Serait-il plus sage de réfléchir avant de juger?

Posté le 12/09/2016

Par les belles soirées estivales, la découverte de quartiers jamais visités a été une activité de découvertes.  Je ne me suis pas convertie en agent immobilier mais une petite intrusion dans ces espaces urbains m’a permis de comprendre la façon dont nous jugeons sans avoir souvent toute l’information. 

 

En stationnant la voiture en bordure du trottoir mon regard se pose sur une clôture de pieux typique des années soixante-dix.   Ça me rappelle une maison du quartier de mon adolescence dont le terrain était délimité avec ce genre de boiseries.    Mon opinion est automatique :  « Mais qui aménage son terrain avec des clôtures comme celles-là, c’est désuet et démodé? »  La pensée réagit à une vitesse fulgurante ne trouvez-vous pas?

 

J’ai jugé trop vite je le sais! 

Nous le faisons tous. 

Les jugements se conjuguent au je, au tu, au nous et au vous.  Toutefois, me pardonnerez-vous?

 

Bon, je vous l'accorde… tous les goûts sont dans la nature.
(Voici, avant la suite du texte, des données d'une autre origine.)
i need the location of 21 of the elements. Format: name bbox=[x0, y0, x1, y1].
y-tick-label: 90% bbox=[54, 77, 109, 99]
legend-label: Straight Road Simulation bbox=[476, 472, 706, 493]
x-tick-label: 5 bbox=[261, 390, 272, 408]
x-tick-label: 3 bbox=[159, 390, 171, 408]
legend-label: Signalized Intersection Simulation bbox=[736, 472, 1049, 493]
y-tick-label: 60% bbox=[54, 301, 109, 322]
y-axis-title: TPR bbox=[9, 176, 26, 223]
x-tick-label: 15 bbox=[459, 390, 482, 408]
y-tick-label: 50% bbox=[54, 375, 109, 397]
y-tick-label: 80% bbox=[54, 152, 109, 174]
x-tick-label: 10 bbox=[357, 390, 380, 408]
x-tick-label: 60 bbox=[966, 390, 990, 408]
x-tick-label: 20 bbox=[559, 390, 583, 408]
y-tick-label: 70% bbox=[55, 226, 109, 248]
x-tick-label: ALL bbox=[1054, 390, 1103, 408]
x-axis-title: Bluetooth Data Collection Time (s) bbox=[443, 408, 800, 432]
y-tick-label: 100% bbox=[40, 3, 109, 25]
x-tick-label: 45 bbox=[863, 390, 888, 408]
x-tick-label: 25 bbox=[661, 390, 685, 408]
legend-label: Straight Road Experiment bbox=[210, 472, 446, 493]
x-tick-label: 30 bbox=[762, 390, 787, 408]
Et puis ce n’est qu’une clôture après tout!!  Il n’y a rien de tragique! Mais c'est que notre radar est en continuelle opération. 

 

J’ajuste donc ma perspective en m’éloignant un peu de cette propriété.  Mon regard se pose alors sur la maison puis  le garage et finalement l’aménagement paysager.  ll ne me reste qu’à m’exclamer et à savourer l’émerveillement. L’harmonie de tout ce décor extérieur de type champêtre m’enchante totalement. Chaque objet, chaque ornement y est savamment choisi et placé judicieusement.  Chaque plante s’impose fièrement dans cet environnement magnifique.  C’est un wow!! 

 

J’ai jugé trop vite!

 

Il est, en effet,  si facile de juger à partir de portions, d’échantillons et de parcelles de réalité.  Prévoyant, le jugement nous assure une protection contre ce qui semble étrange, suspect, questionnant ou repoussant.  C’est que  le fruit de notre pensée est le prolongement de l’intuition et du ressenti. 

 

Ainsi, il y a ces gens qui sont plutôt indulgents, évitant les prises de position tranchées et cherchant plutôt à trouver une explication logique aux circonstances ou aux situations.  Leur maxime :  "Vivre et laisser vivre."

 

À l’opposé, il y a ceux aux idées si arrêtées que le feu rouge brille en permanence.  Aucune place pour le compromis, aucun espace de négociation, la fermeture est complète.  Il m’est arrivé de côtoyer  des gens qui se sont retrouvés à vivre des expériences  semblables à celles qu’ils avaient jugées si sévèrement quelques années auparavant. C'est malheureux mais  parfois à trop juger on peut finir par manquer totalement de jugement.   

 

Il ne faut pas confondre ici le jugement qu’on porte sur des événements inadmissibles et inacceptables.  Je pense aux actes de violence, de négligence, de mesquineries, de méchanceté ou d’irresponsabilité qui méritent qu’on s’en soucie suffisamment pour les faire cesser.  Je parle plutôt du réflexe  à  isoler un trait de caractère, une attitude ou un événement pour ensuite coller une étiquette indélébile. 

 

Et il y a ce jugement que nous portons sur nous-même, souvent plus intense et même à la rigueur méprisant.  La critique est facile, le discours intérieur cinglant. Cependant donnons-nous le mot de nous témoigner un peu plus de  douceur.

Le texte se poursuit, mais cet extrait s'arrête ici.